Esto no quiere decir que uno esté en contra de las revisiones, ahí están, por ejemplo, Watchmen (Damon Lindelof, 2019) o Inseparables (Alice Birch, 2023) para demostrar que, con un mismo material de base, se pueden proponer nuevas visiones cargadas de enriquecedores matices.
A nivel argumental, la historia es la misma. Rusty Sabich (aquí Jake Gyllenhaal), jefe de ayudantes del fiscal del distrito Raymond Horgan (Bill Camp), es el encargado de investigar el brutal asesinato de Carolyn Polhemus (Reinate Reinsve), compañera de trabajo con la que mantuvo un affaire tiempo atrás.

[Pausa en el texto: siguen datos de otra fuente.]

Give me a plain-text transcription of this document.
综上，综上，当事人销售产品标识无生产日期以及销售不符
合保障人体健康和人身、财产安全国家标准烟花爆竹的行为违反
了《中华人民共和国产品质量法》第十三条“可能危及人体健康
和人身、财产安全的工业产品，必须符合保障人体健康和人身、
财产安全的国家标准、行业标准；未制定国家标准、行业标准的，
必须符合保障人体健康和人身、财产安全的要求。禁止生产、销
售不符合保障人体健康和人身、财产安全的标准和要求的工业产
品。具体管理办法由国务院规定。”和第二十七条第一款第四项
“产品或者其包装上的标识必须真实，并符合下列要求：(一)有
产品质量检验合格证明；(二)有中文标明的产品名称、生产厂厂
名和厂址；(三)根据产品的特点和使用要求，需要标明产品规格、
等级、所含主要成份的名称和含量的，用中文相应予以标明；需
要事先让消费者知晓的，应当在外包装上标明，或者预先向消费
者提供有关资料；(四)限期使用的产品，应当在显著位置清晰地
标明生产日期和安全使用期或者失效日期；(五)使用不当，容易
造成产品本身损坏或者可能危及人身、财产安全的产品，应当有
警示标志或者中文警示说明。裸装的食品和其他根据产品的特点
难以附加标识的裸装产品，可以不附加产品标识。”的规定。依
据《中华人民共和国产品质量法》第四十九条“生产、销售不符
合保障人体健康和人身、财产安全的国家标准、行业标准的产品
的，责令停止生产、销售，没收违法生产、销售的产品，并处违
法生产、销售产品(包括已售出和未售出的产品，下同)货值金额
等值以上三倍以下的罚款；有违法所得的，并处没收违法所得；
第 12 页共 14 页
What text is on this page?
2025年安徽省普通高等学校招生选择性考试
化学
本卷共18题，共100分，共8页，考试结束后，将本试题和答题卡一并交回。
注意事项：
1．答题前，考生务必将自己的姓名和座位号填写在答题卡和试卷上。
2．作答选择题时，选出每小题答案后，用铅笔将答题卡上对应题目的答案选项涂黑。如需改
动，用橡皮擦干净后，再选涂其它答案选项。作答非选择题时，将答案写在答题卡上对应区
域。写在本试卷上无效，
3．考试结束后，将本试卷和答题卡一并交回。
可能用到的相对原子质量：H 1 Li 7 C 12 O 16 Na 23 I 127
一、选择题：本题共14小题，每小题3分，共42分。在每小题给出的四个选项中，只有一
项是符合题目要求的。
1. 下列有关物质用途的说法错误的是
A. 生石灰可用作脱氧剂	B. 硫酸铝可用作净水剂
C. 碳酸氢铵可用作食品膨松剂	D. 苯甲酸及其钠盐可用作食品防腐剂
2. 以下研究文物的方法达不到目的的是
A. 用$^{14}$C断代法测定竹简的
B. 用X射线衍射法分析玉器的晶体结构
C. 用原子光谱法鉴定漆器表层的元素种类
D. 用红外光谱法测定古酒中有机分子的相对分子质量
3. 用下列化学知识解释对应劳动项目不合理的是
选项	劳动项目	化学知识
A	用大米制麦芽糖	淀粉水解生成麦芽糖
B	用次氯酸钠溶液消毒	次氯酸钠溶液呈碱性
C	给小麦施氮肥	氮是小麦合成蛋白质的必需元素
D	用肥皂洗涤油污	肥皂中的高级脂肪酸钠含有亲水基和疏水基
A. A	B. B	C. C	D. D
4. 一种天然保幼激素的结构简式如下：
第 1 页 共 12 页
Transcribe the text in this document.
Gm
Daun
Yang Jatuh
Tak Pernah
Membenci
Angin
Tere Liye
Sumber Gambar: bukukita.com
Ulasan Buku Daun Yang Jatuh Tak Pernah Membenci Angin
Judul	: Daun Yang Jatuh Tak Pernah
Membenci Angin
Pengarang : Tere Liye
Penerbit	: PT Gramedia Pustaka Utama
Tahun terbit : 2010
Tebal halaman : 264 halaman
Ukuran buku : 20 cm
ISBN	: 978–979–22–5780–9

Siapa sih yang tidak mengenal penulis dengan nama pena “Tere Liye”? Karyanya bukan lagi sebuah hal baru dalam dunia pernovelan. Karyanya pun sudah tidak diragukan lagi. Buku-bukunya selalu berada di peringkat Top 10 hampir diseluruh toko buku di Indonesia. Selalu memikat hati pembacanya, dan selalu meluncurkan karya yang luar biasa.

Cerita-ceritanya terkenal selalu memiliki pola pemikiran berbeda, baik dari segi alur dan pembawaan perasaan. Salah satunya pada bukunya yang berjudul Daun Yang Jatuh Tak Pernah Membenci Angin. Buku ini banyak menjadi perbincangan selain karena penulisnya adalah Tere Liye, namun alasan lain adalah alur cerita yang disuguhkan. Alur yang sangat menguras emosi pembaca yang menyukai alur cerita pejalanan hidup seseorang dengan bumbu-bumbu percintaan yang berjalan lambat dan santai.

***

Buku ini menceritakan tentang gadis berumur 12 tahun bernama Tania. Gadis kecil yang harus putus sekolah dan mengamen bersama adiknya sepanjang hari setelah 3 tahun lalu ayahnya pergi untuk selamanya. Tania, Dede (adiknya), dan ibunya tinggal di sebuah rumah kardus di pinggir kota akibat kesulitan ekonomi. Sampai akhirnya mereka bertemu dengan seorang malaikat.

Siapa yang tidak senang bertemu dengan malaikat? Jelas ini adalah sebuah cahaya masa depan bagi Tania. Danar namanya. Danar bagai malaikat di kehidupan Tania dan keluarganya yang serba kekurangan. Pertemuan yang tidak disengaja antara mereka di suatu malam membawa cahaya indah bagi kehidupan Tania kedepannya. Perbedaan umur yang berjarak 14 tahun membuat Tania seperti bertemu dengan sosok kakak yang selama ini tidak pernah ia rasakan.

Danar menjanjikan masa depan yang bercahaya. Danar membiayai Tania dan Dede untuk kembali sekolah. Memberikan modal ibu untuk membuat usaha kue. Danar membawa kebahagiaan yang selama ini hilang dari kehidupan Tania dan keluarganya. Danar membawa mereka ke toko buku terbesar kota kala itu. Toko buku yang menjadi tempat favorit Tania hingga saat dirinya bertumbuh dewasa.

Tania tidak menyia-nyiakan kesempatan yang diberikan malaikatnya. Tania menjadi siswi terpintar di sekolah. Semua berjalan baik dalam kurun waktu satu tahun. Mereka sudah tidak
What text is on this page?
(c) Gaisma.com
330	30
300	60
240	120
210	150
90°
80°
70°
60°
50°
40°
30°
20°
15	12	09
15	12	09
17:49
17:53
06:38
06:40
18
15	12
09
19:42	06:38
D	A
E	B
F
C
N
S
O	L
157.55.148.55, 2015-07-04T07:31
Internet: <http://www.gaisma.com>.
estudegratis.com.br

El homicidio se produce en plena campaña electoral por la fiscalía y el principal rival de Horgan, Nico Della Guardia (O-T Fagbenle), apoyado por el ayudante Tommy Molto (Peter Sarsgaard), reúne un buen puñado de pruebas circunstanciales que hacen de Sabich el principal sospechoso. La investigación de la defensa para tratar de exonerarle y el posterior juicio constituirán el grueso del relato.
Antes que nada, destierren cualquier temor a convertirse en víctimas de un inmisericorde spoiler que les revele el desenlace del asunto, pues Apple TV + no ha facilitado el visionado del último episodio (que se emitirá el 24 de julio), de manera que quien esto firma no tiene manera de saber si la serie termina o no como la película (¿recuerdan su fabuloso plot twist final?). En este caso, y sin que sirva de precedente, la resolución del caso es lo menos importante.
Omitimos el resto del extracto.